If abstraction continues to increase as it has over the past 50 years, from 0.6 billion cubic metres a year in 1960 to 2.5 billion cubic metres a year today, the results would be much more severe. Assuming an abstraction increase of 101 cubic metres a second in Algeria, levels will drop by up to 400 metres by 2030 and artesian wells will cease to exist.

But this does not necessarily mean that abstraction levels must fall. Modelling has also demonstrated that if water is taken from alternative locations - far removed from the current areas of intensive extraction - the aquifer would be able to withstand increases in the amount of water withdrawn, potentially enabling as much as 7.8 billion cubic metres a year to be withdrawn by 2050.

Such findings have been important for all three countries that rely on the aquifer. The next stage is joint management strategies.

“Last week [late August] we began the third phase of the project, which involves getting a consultation mechanism established and improving agricultural irrigation practices to make better use of the water,” says Kati Tahvonen, officer at the Division of Global Environment Facility Co-ordination, part of the UN’s Environment Programme.

The organisation is providing finance to the project and working with the various national and joint committees to oversee the execution of the scheme and give technical assistance where required.

By working together to learn more about the aquifer, the three countries that share it will be able to plan where to extract water without damaging essential supplies. Water policy experts say this is a strategy that could be employed successfully in other trans-boundary water bodies such as the Nubian aquifer, shared by Libya, Egypt, Chad and Sudan, and the Disi aquifer, shared by Jordan and Saudi Arabia.

Well preservation

The Nubian aquifer is the world’s largest fossil water aquifer system and the source of water for Libya’s $20bn Great Manmade River project. The Disi is a smaller, non-renewable aquifer vital to Jordan and Saudi Arabia, where it is known as the Saq aquifer. Water from the aquifer has been used extensively in northern areas of the kingdom such as Tabuk, Hail and Al-Qassim since the 1970s.

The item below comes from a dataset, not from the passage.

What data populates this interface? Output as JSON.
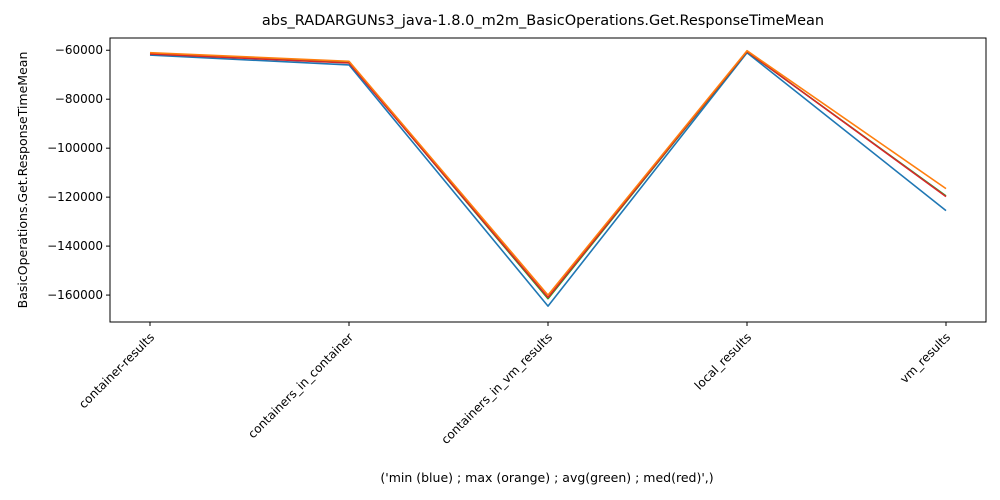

Saudi Arabia has dominated the use of the Disi aquifer, but Jordan’s use is set to increase as a $1bn conveyor system to take water from the aquifer up to the capital, Amman, begins operation in 2013. Financing for the project, which is being built by Turkey’s Gama Holdings and the US’ GE Energy Financial Services, was agreed in June 2009.

Little is known about this groundwater system, which is understood to be non-renewable, with an estimated life expectancy of about 50 years. This lack of information is worrying, says Francesca Greco, an independent water policy consultant who has spent six years studying the Disi aquifer. She is currently working on a doctorate at King’s College in London.

“Over the past 10 years, the media, the population that will be affected by the rise of the water price, and the academic researchers have not been given fundamental data about the project,” she says. “How much water is there in the Disi aquifer? What are the ‘shared’ quantities among the two countries?”

MEED understands that a memorandum of understanding governing the aquifer was signed in late 2008 by Jordan and Saudi Arabia, but Greco says this may not mean more information will come to light. “Even now, with the signing of the memorandum, the contents of this document are not disclosed and we cannot say if they are respecting the international law about trans-boundary waters,” she says.

Saudi Arabia’s National Water Company and Jordan’s Water & Irrigation Ministry declined to comment on the status of the Disi aquifer.

“In a water-scarce region such as the Middle East, I see aquifers as a cushion that countries are using to soften the impact of the rapidly increasing demand for a fixed or even decreasing quantity of surface water,” says Bucknall. “But the cushion is slowly deflating.”

Across the Middle East, management of aquifers is improving, but more could be done both collaboratively and at a national level.